Oui la sonorité de la langue espagnole convient bien aux
chansons, mais un peu de traduction dans le journal de salle ou en introduction
entre deux morceaux aurait pu donner une idée du sens des paroles à ceux qui ne
pratiquent pas couramment la langue de Luis Enrique.
Les appréciations: « c’est
fort » ou « c’est beau » dans le pitch me semblent par contre inutiles, si la confiance est accordée à l'auditeur.
Des chansons françaises agrémentent le concert, mais si
Dalida ne fut guère ma tasse de thé, je préférais son interprétation de
« C'est l'histoire d'un amour » ou d’ « Il venait d'avoir
18 ans ».
La voix de la sexagénaire convient mieux aux affirmations
qu’à la douceur dans un registre plutôt variété que le rock annoncé.

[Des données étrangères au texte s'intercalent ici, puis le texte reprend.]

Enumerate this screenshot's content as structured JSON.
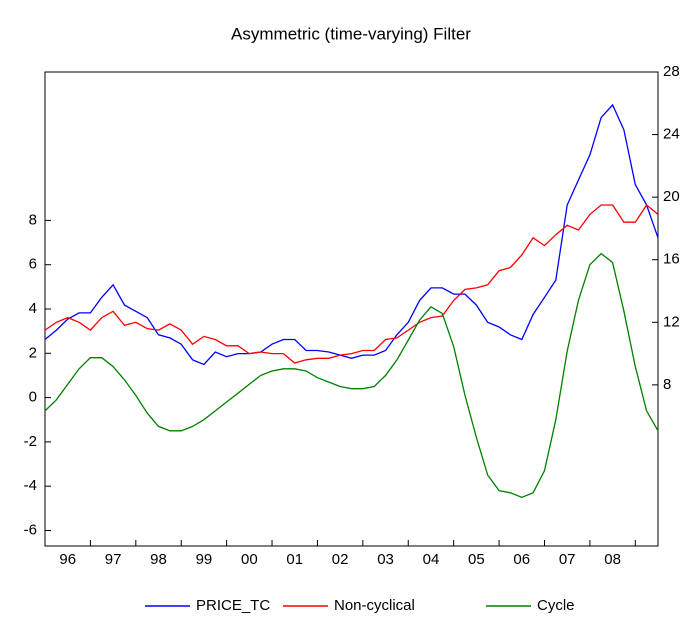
{
  "chart_data": {
    "type": "line",
    "title": "Asymmetric (time-varying) Filter",
    "x": [
      1996,
      1996.25,
      1996.5,
      1996.75,
      1997,
      1997.25,
      1997.5,
      1997.75,
      1998,
      1998.25,
      1998.5,
      1998.75,
      1999,
      1999.25,
      1999.5,
      1999.75,
      2000,
      2000.25,
      2000.5,
      2000.75,
      2001,
      2001.25,
      2001.5,
      2001.75,
      2002,
      2002.25,
      2002.5,
      2002.75,
      2003,
      2003.25,
      2003.5,
      2003.75,
      2004,
      2004.25,
      2004.5,
      2004.75,
      2005,
      2005.25,
      2005.5,
      2005.75,
      2006,
      2006.25,
      2006.5,
      2006.75,
      2007,
      2007.25,
      2007.5,
      2007.75,
      2008,
      2008.25,
      2008.5,
      2008.75,
      2009,
      2009.25,
      2009.5
    ],
    "xlim": [
      1996,
      2009.5
    ],
    "xticks": [
      {
        "value": 1996.5,
        "label": "96"
      },
      {
        "value": 1997.5,
        "label": "97"
      },
      {
        "value": 1998.5,
        "label": "98"
      },
      {
        "value": 1999.5,
        "label": "99"
      },
      {
        "value": 2000.5,
        "label": "00"
      },
      {
        "value": 2001.5,
        "label": "01"
      },
      {
        "value": 2002.5,
        "label": "02"
      },
      {
        "value": 2003.5,
        "label": "03"
      },
      {
        "value": 2004.5,
        "label": "04"
      },
      {
        "value": 2005.5,
        "label": "05"
      },
      {
        "value": 2006.5,
        "label": "06"
      },
      {
        "value": 2007.5,
        "label": "07"
      },
      {
        "value": 2008.5,
        "label": "08"
      }
    ],
    "ylim": [
      -6.7,
      14.7
    ],
    "yticks": [
      -6,
      -4,
      -2,
      0,
      2,
      4,
      6,
      8
    ],
    "y2lim": [
      -2.3,
      28
    ],
    "y2ticks": [
      8,
      12,
      16,
      20,
      24,
      28
    ],
    "series": [
      {
        "name": "PRICE_TC",
        "color": "#0000ff",
        "axis": "y2",
        "values": [
          10.9,
          11.5,
          12.2,
          12.6,
          12.6,
          13.6,
          14.4,
          13.1,
          12.7,
          12.3,
          11.2,
          11.0,
          10.6,
          9.6,
          9.3,
          10.1,
          9.8,
          10.0,
          10.0,
          10.1,
          10.6,
          10.9,
          10.9,
          10.2,
          10.2,
          10.1,
          9.9,
          9.7,
          9.9,
          9.9,
          10.2,
          11.2,
          12.0,
          13.4,
          14.2,
          14.2,
          13.8,
          13.8,
          13.1,
          12.0,
          11.7,
          11.2,
          10.9,
          12.5,
          13.6,
          14.7,
          19.5,
          21.1,
          22.7,
          25.1,
          25.9,
          24.3,
          20.8,
          19.5,
          17.4
        ]
      },
      {
        "name": "Non-cyclical",
        "color": "#ff0000",
        "axis": "y2",
        "values": [
          11.5,
          12.0,
          12.3,
          12.0,
          11.5,
          12.3,
          12.7,
          11.8,
          12.0,
          11.6,
          11.5,
          11.9,
          11.5,
          10.6,
          11.1,
          10.9,
          10.5,
          10.5,
          10.0,
          10.1,
          10.0,
          10.0,
          9.4,
          9.6,
          9.7,
          9.7,
          9.9,
          10.0,
          10.2,
          10.2,
          10.9,
          11.0,
          11.5,
          12.0,
          12.3,
          12.4,
          13.4,
          14.1,
          14.2,
          14.4,
          15.3,
          15.5,
          16.3,
          17.4,
          16.9,
          17.6,
          18.2,
          17.9,
          18.9,
          19.5,
          19.5,
          18.4,
          18.4,
          19.5,
          18.9
        ]
      },
      {
        "name": "Cycle",
        "color": "#008000",
        "axis": "y",
        "values": [
          -0.6,
          -0.1,
          0.6,
          1.3,
          1.8,
          1.8,
          1.4,
          0.8,
          0.1,
          -0.7,
          -1.3,
          -1.5,
          -1.5,
          -1.3,
          -1.0,
          -0.6,
          -0.2,
          0.2,
          0.6,
          1.0,
          1.2,
          1.3,
          1.3,
          1.2,
          0.9,
          0.7,
          0.5,
          0.4,
          0.4,
          0.5,
          1.0,
          1.7,
          2.6,
          3.5,
          4.1,
          3.8,
          2.3,
          0.1,
          -1.8,
          -3.5,
          -4.2,
          -4.3,
          -4.5,
          -4.3,
          -3.3,
          -1.0,
          2.1,
          4.4,
          6.0,
          6.5,
          6.1,
          3.9,
          1.4,
          -0.6,
          -1.5
        ]
      }
    ]
  }
}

La salle sûrement hispanophone a marché volontiers lors de
la reprise de Daho « un duel au soleil ». La barrière de la langue
s’est levée quand son investissement tout en sobriété s’est manifesté dans une
chanson en galicien.
Si je retiens des détails tels que le spectacle a commencé à l’heure, et que souvent j’ai été ébloui par les projecteurs basculant vers la salle, c’est
que cette prestation ne m’a guère emballé.